Coffee to get a roasting in chilly Northeast

HARBIN — Di Guochen, a businessman in Harbin, capital of Heilongjiang province, has an ambitious plan to turn the city into a trading center for raw coffee beans.

As the chairman of the province’s coffee industry and communication alliance, Di is brewing up an idea to grow coffee in South America, transport the beans to China for processing and then sell the finished product to neighboring countries.

After years of living in Brazil, Di has developed a deep understanding of the coffee industry and is optimistic about the prospect of cooperation with the country.

“South America is known for its top-quality coffee, but processed, roasted coffee can only be kept for a relatively short time,” Di said. “Japan, South Korea and Russia are big coffee consumers. If a roasting plant is built in Heilongjiang, it will rev up China’s coffee industry and better serve neighboring markets.”

Located in northeastern Asia, Harbin has a history as a city of combined Chinese and Western cultures. It has a well-developed coffee culture with hundreds of coffee shops in operation, as well as huge market potential.

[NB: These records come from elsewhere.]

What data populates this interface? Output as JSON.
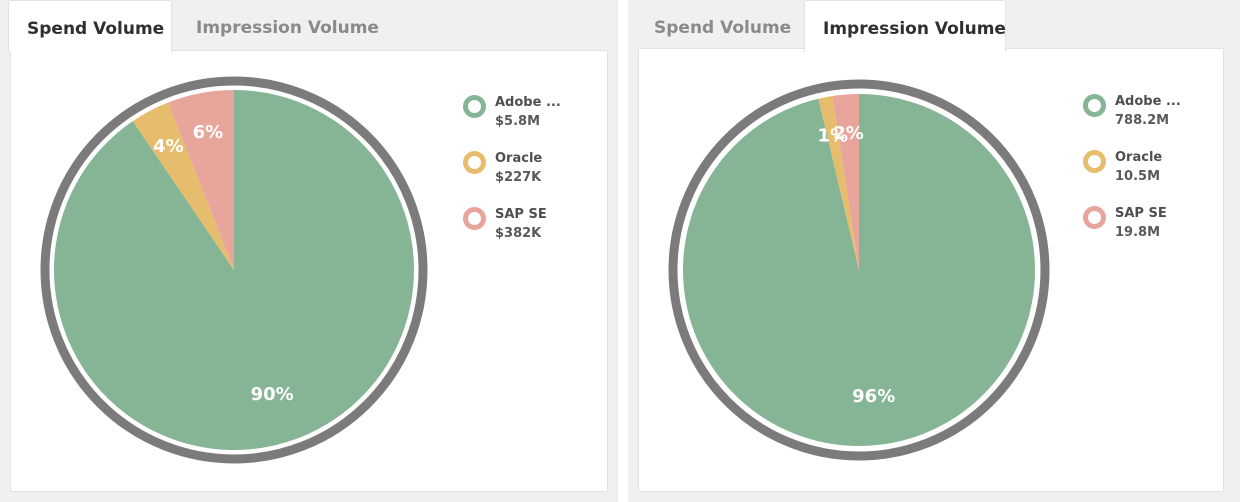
{
  "colors": {
    "adobe": "#86b595",
    "oracle": "#e6bd6c",
    "sap": "#e8a59c",
    "ring": "#7b7b7b"
  },
  "panels": [
    {
      "tabs": [
        {
          "label": "Spend Volume",
          "active": true
        },
        {
          "label": "Impression Volume",
          "active": false
        }
      ],
      "legend": [
        {
          "name": "Adobe ...",
          "value": "$5.8M",
          "color_key": "adobe"
        },
        {
          "name": "Oracle",
          "value": "$227K",
          "color_key": "oracle"
        },
        {
          "name": "SAP SE",
          "value": "$382K",
          "color_key": "sap"
        }
      ]
    },
    {
      "tabs": [
        {
          "label": "Spend Volume",
          "active": false
        },
        {
          "label": "Impression Volume",
          "active": true
        }
      ],
      "legend": [
        {
          "name": "Adobe ...",
          "value": "788.2M",
          "color_key": "adobe"
        },
        {
          "name": "Oracle",
          "value": "10.5M",
          "color_key": "oracle"
        },
        {
          "name": "SAP SE",
          "value": "19.8M",
          "color_key": "sap"
        }
      ]
    }
  ],
  "chart_data": [
    {
      "type": "pie",
      "title": "",
      "categories": [
        "Adobe ...",
        "Oracle",
        "SAP SE"
      ],
      "values": [
        5.8,
        0.227,
        0.382
      ],
      "value_labels": [
        "$5.8M",
        "$227K",
        "$382K"
      ],
      "percent_labels": [
        "90%",
        "4%",
        "6%"
      ],
      "legend": "right"
    },
    {
      "type": "pie",
      "title": "",
      "categories": [
        "Adobe ...",
        "Oracle",
        "SAP SE"
      ],
      "values": [
        788.2,
        10.5,
        19.8
      ],
      "value_labels": [
        "788.2M",
        "10.5M",
        "19.8M"
      ],
      "percent_labels": [
        "96%",
        "1%",
        "2%"
      ],
      "legend": "right"
    }
  ]
}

Drinking coffee has become a habit for white-collar workers, college students and foreign residents of Harbin in recent years.

Di, who also runs coffee shops of his own, said that he chose to start the alliance because he spotted the huge market demand in Harbin, especially among younger consumers. “Professors, as well as students from the Harbin Institute of Technology and other colleges, often come to my coffee shop,” he said.

“Coffee shops can be a place for young people to discuss their ambitions and new ideas in a relaxed, comfortable atmosphere.”

Zhang Xiaodan, a sales manager at a trading company in Harbin, initially developed a love for coffee because of her work.

“I used to take my foreign clients to coffee shops for business discussions as they are a good place to talk. Gradually, I found that drinking coffee helped me lose weight and improved my mood,” Zhang said, adding that she has even bought a coffee machine and has started to learn about coffee beans and coffee culture.

Coffee consumption is rising rapidly in China, turning the traditionally tea-drinking country into one of the world’s most promising markets for the bean.

The expanding market is expected to be worth about 1 trillion yuan ($145.7 billion) by 2025, according to an industry report.

Di sees both great potential and demand in China’s coffee market, especially in Heilongjiang, and plans to invite partners engaged in the coffee industry in Brazil to the province’s free trade zone to invest.

He believes that they have already reached a preliminary cooperation agreement. “Coupled with the tax incentives and other favorable conditions in the free trade zone, we are optimistic about the plan’s prospects,” he said.